Oracle query to list all occurrences of a string from CLOB field

161 Views Asked by At

I have a CLOB field in my Oracle table and would like to extract all occurrences of the string which matches the pattern 'RES_GetResData_Public_ScreenPrint'.

**Example - **

|RES_GetResData_Public_ScreenPrint011| |RES_GetResData_Public_ScreenPrint023| |RES_GetResData_Public_ScreenPrint086| |RES_GetResData_Public_ScreenPrint100|

I used the below query to get all occurrences of the string 'RES_GetResData_Public_ScreenPrint' in CLOB data for the above-provided example. The query is able to get all 4 occurrences but displays only the first occurrence of the string in all 4 rows.

Query -

select objectid,
REGEXP_SUBSTR(DATA, 'RES_GetResData_Public_ScreenPrint[^|]+', 1,1) column1 from perftest.NRS_DATASOURCEDATA_A_Test  cross join
table(cast(multiset(select level from dual
connect by level <= regexp_count(DATA, 'RES_GetResData_Public_ScreenPrint') 
) as sys.odcinumberlist))

Actual Result -

objectid column1
12345 RES_GetResData_Public_ScreenPrint011
12345 RES_GetResData_Public_ScreenPrint011
12345 RES_GetResData_Public_ScreenPrint011
12345 RES_GetResData_Public_ScreenPrint011

Expected Result -

objectid column1
12345 RES_GetResData_Public_ScreenPrint011
12345 RES_GetResData_Public_ScreenPrint023
12345 RES_GetResData_Public_ScreenPrint086
12345 RES_GetResData_Public_ScreenPrint100
1

There are 1 best solutions below

4
kfinity On BEST ANSWER

I think you're missing some of your query? But the issue is the second '1' in regexp_substr. Here's the description of the 4th arg from the docs:

occurrence is a positive integer indicating which occurrence of pattern in source_char Oracle should search for. The default is 1, meaning that Oracle searches for the first occurrence of pattern.

So regexp_count found 4 instances, but each time regexp_substr gets the first one. You'll want to change it from 1 to level, so the regexp_substr is looking at the same occurrence as regexp_count for each row.

Without the rest of the query, I can't say for sure, but I think level probably got re-aliased to column_value by the table/cast/multiset statement, so I think that's probably what you want.

select objectid,

    REGEXP_SUBSTR(DATA, 'RES_GetResData_Public_ScreenPrint[^|]+', 1,column_value) column1
 
from test_table 
cross join
 table(cast(multiset(select level from dual
 
                 connect by level <= regexp_count(DATA, 'RES_GetResData_Public_ScreenPrint')
... more query, probably? maybe just ")))" ...

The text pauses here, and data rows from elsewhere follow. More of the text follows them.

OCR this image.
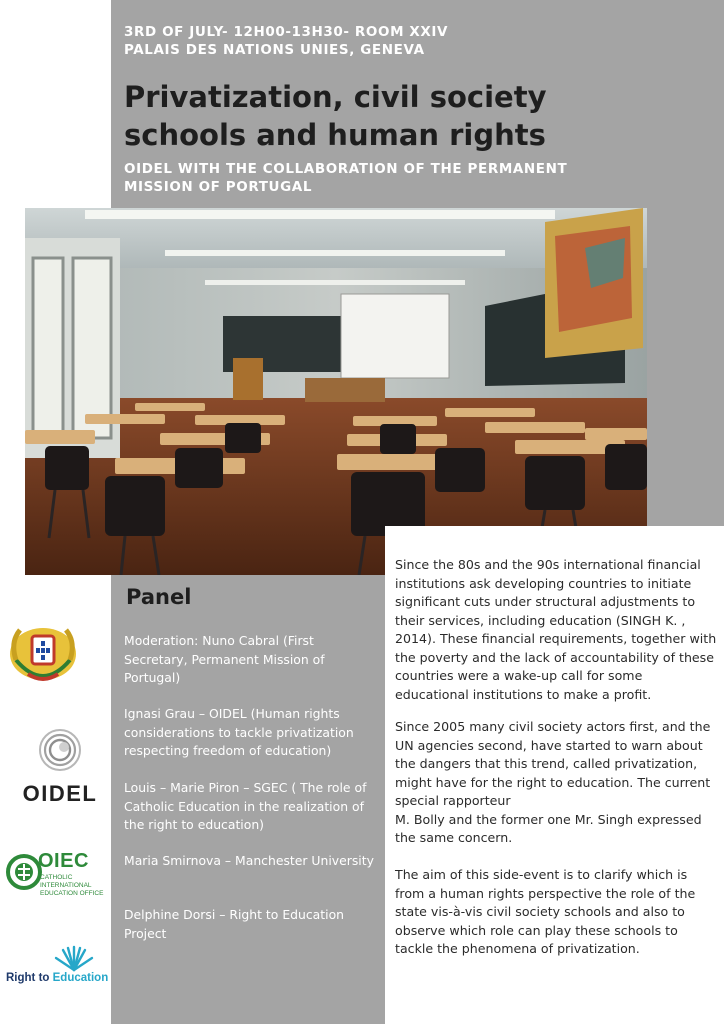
3RD OF JULY- 12H00-13H30- ROOM XXIV
PALAIS DES NATIONS UNIES, GENEVA
Privatization, civil society
schools and human rights
OIDEL WITH THE COLLABORATION OF THE PERMANENT
MISSION OF PORTUGAL

Since the 80s and the 90s international financial institutions ask developing countries to initiate significant cuts under structural adjustments to their services, including education (SINGH K. , 2014). These financial requirements, together with the poverty and the lack of accountability of these countries were a wake-up call for some educational institutions to make a profit.

Since 2005 many civil society actors first, and the UN agencies second, have started to warn about the dangers that this trend, called privatization, might have for the right to education. The current special rapporteur

M. Bolly and the former one Mr. Singh expressed the same concern.

The aim of this side-event is to clarify which is from a human rights perspective the role of the state vis-à-vis civil society schools and also to observe which role can play these schools to tackle the phenomena of privatization.

Panel
Moderation: Nuno Cabral (First Secretary, Permanent Mission of Portugal)
Ignasi Grau – OIDEL (Human rights considerations to tackle privatization respecting freedom of education)
Louis – Marie Piron – SGEC ( The role of Catholic Education in the realization of the right to education)
Maria Smirnova – Manchester University
Delphine Dorsi – Right to Education Project
OIDEL
OIEC
CATHOLIC INTERNATIONAL
EDUCATION OFFICE
Right to Education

As a side note, you can maybe rewrite the table/cast/multiset to a simpler inline view - see this question.

--EDIT--

Ok, it sounds like your clob is actually structured data. If you know that there are 3 fields in each row, like this:

RES_GetResData_Public_ScreenPrintXXX F99999999 (blank)

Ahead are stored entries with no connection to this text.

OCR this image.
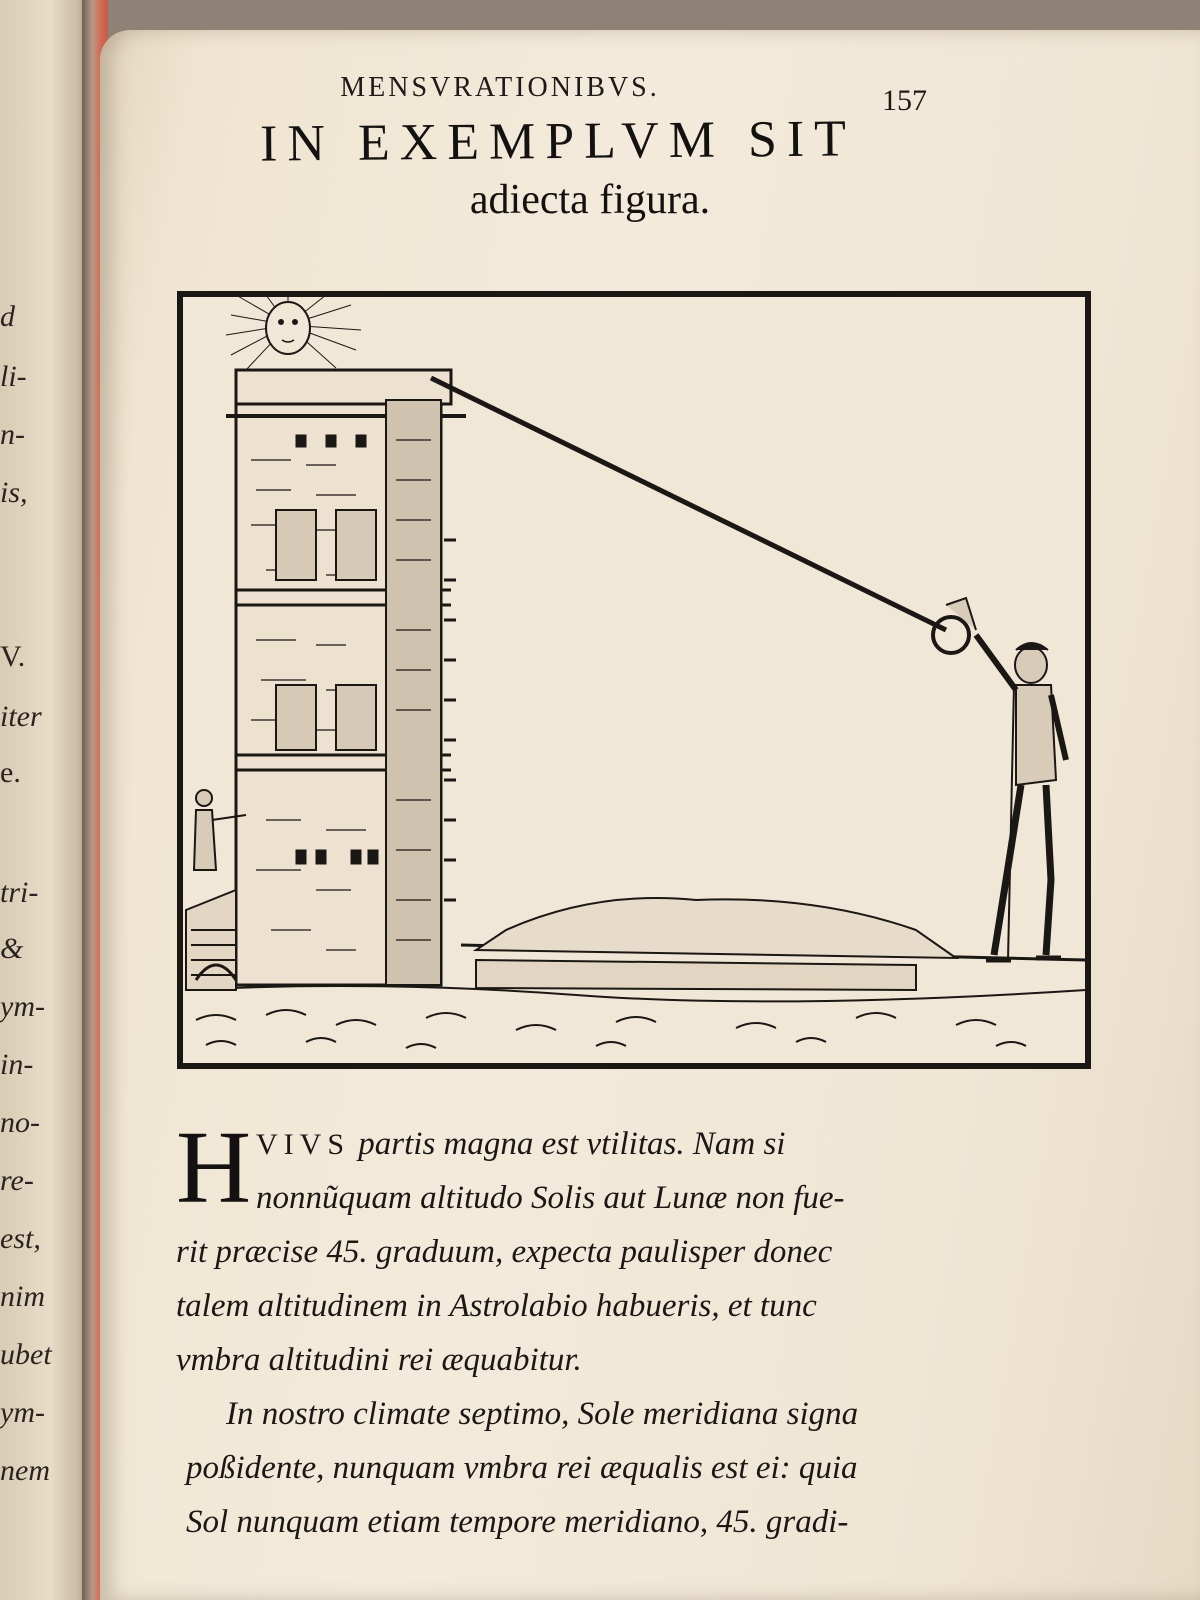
d
li-
n-
is,
V.
iter
e.
tri-
&
ym-
in-
no-
re-
est,
nim
ubet
ym-
nem
MENSVRATIONIBVS.	157
IN EXEMPLVM SIT
adiecta figura.
H VIVS partis magna est vtilitas. Nam si
nonnũquam altitudo Solis aut Lunæ non fue-
rit præcise 45. graduum, expecta paulisper donec
talem altitudinem in Astrolabio habueris, et tunc
vmbra altitudini rei æquabitur.
In nostro climate septimo, Sole meridiana signa
poßidente, nunquam vmbra rei æqualis est ei: quia
Sol nunquam etiam tempore meridiano, 45. gradi-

then the column_value that you get back from the cross-join will basically be your row number. Your column2 regexp_substr is now just looking for any field - so if you want the second column, it'll be (row number)*(number of columns)+(the column you want, which is 2). In other words:

(column_value-1)*3+2 will give you column 2. Change the 2 to a 3 if you want column 3.

If your data actually has 4 columns, you'll need to change the 3 to a 4.

select objectid, 
    REGEXP_SUBSTR(DATA, 'RES_GetResData_Public_ScreenPrint[^\|]+', 1,column_value) column1, 
    REGEXP_SUBSTR(DATA, '([^\|]+)', 1, (column_value-1)*3+2) AS column2,
    column_value 
from test_table 
cross join 
    table(cast(multiset(select level from dual connect by level <= regexp_count(DATA, 'RES_GetResData_Public_ScreenPrint') ) as sys.odcinumberlist))